Vorinostat inhibits microsomal isoenzymes of the cytochrome P450 system involved in the metabolism of other medicinal products only at high concentrations (IC50>75 μmol/L). Gene expression studies in human hepatocytes revealed the potential for vorinostat to suppress the activity of CYP2C9 and CYP3A4 isoenzymes at concentrations ≥10 μmol/L, which exceed pharmacological levels. Therefore, the effect of vorinostat on the pharmacokinetics of other drugs is not expected in clinical practice. Since cytochrome P450 isoenzymes are not involved in the metabolic transformations of the drug, no drug interactions are expected with the concomitant administration of vorinostat and drugs that inhibit or induce cytochrome P450 isoenzymes. However, specific drug interaction studies with vorinostat have not been conducted.

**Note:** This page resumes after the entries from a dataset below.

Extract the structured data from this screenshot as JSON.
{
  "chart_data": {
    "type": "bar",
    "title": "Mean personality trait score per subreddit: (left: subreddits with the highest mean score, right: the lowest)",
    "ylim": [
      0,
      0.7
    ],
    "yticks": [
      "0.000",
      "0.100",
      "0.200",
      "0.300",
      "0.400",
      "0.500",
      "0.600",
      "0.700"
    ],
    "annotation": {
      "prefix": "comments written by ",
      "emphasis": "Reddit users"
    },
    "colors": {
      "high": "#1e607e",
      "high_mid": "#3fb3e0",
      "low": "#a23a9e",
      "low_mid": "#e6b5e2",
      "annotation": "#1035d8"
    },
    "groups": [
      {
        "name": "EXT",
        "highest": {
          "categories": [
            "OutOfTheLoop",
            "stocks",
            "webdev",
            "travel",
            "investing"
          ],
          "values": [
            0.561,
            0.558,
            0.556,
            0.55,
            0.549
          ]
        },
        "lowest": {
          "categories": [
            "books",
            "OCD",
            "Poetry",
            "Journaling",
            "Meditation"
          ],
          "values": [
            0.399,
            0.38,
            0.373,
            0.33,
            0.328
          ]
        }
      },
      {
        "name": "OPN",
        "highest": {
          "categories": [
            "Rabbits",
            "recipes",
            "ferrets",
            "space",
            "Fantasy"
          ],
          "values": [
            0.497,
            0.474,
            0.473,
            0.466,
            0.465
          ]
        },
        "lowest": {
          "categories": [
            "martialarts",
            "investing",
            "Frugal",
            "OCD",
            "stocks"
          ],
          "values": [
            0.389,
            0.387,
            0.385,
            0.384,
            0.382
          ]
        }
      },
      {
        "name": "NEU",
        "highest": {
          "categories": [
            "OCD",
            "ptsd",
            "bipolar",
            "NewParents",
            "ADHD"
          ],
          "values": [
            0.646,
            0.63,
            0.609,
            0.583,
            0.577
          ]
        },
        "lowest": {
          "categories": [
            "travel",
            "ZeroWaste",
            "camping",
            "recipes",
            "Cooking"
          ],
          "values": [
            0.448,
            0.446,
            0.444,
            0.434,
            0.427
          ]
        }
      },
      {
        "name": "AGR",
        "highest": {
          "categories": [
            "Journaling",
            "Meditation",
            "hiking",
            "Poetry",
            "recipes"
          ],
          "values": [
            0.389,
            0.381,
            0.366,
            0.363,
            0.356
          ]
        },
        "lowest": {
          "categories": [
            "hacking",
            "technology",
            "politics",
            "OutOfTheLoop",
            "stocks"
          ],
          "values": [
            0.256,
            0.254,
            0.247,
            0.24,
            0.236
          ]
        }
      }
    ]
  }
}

In vitro studies have shown that Vorinostat is not a substrate for human P-glycoprotein (P-gp). Furthermore, Vorinostat does not have an inhibitory effect on the P-gp-mediated transport of vinblastine (a marker P-gp substrate) at concentrations up to 100 μM. Thus, Vorinostat is unlikely to inhibit P-gp at the pharmacologically active concentration of 2 μM (Cmax) in humans.

Storage Conditions

The drug should be stored out of the reach of children at a temperature not exceeding 30°C (86°F).

Shelf Life

The shelf life is 3 years. Do not use after the expiration date printed on the packaging.

Dispensing Status

The drug is dispensed by prescription.

Important Safety Information

This information is for educational purposes only and does not replace professional medical advice. Always consult your doctor before use. Dosage and side effects may vary. Use only as prescribed.